Once again, I just need the like button (that sits next to the displayed row) to affect ONLY that row. Thank you for your help!!!

Answer 1

Try this like.php

<?php
include "db_connect.php";

$Idea_Value = $_POST['idea_value']+1;
$Idea_ID = $_POST['Idea_ID'];
$sql = "UPDATE ideas_table SET Idea_Value = $Idea_Value WHERE Idea_ID = '$Idea_ID'";
$result = $mysqli->query($sql) or die('ERROR');
?>

Other Page

<?php

include "db_connect.php";
$keywordfromform = $_GET["keyword"];

//search database
echo "<h2>Showing ideas with '$keywordfromform'</h2>";

$sql = "SELECT Idea_ID, Idea, Idea_Value, Idea_Time FROM ideas_table WHERE         
Idea LIKE '%". $keywordfromform ."%'";
$result = $mysqli->query($sql);

if ($result->num_rows > 0) {
// output data of each row
while($row = $result->fetch_assoc()) {
    echo
    "<form action='like.php'>
            <input type='hidden' name='".$row["Idea_ID"]."' value='".$row["Idea_Value"]."'/>
            <button type='submit'>Like</button>
    </form>".
    $row["Idea_Value"].
    " - Idea: ".
    $row["Idea"].
    "<br>";
}
} else {
    echo "0 results";
}

?>

Answer 2

you need to send Idea_ID in hidden while you submitting Form, put this line before Submit Button.

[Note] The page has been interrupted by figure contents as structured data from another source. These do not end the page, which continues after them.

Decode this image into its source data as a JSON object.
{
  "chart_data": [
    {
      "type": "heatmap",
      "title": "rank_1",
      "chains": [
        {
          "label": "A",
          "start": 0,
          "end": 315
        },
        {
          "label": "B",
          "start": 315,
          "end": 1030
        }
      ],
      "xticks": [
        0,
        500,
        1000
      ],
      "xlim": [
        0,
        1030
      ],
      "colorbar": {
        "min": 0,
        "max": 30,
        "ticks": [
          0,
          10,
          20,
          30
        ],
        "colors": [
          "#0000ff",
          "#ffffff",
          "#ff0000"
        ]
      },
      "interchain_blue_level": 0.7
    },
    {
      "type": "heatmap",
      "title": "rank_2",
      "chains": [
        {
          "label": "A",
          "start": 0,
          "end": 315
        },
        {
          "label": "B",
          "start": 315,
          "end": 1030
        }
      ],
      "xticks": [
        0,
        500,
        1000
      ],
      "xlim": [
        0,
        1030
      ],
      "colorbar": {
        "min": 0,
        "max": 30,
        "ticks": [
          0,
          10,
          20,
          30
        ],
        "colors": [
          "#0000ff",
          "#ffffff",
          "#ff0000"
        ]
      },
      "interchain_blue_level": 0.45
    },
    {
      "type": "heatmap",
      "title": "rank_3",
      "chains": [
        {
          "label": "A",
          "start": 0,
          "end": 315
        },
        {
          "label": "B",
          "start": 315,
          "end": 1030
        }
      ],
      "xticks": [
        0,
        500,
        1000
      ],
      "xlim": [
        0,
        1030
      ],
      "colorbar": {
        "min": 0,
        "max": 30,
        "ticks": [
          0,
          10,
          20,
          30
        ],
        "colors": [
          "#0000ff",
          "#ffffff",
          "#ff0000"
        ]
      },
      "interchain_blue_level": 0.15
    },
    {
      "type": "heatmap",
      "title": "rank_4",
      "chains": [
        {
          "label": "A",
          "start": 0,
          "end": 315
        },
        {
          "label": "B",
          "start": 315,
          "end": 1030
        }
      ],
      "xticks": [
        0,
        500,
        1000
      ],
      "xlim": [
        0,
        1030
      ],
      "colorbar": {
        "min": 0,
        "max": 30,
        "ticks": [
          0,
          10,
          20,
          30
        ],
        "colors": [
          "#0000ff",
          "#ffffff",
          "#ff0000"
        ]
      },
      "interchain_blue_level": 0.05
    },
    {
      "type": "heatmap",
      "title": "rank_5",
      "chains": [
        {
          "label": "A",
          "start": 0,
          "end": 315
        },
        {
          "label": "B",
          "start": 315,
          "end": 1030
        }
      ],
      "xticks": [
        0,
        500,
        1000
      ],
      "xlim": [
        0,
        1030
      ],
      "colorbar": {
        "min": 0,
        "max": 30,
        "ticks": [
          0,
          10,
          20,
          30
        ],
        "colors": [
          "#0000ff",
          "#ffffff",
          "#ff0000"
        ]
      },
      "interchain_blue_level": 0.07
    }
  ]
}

   <iinput type='hidden' name='Idea_ID' value='".$row["Idea_ID"]."'>

Like update query should like this in Like.php.

include "db_connect.php";

$idea_id=$_REQUEST['Idea_ID'];

$sql = "UPDATE ideas_table SET Idea_Value = Idea_Value + 1 where Idea_ID = ".$Idea_ID;

$result = $mysqli->query($sql) or die('ERROR');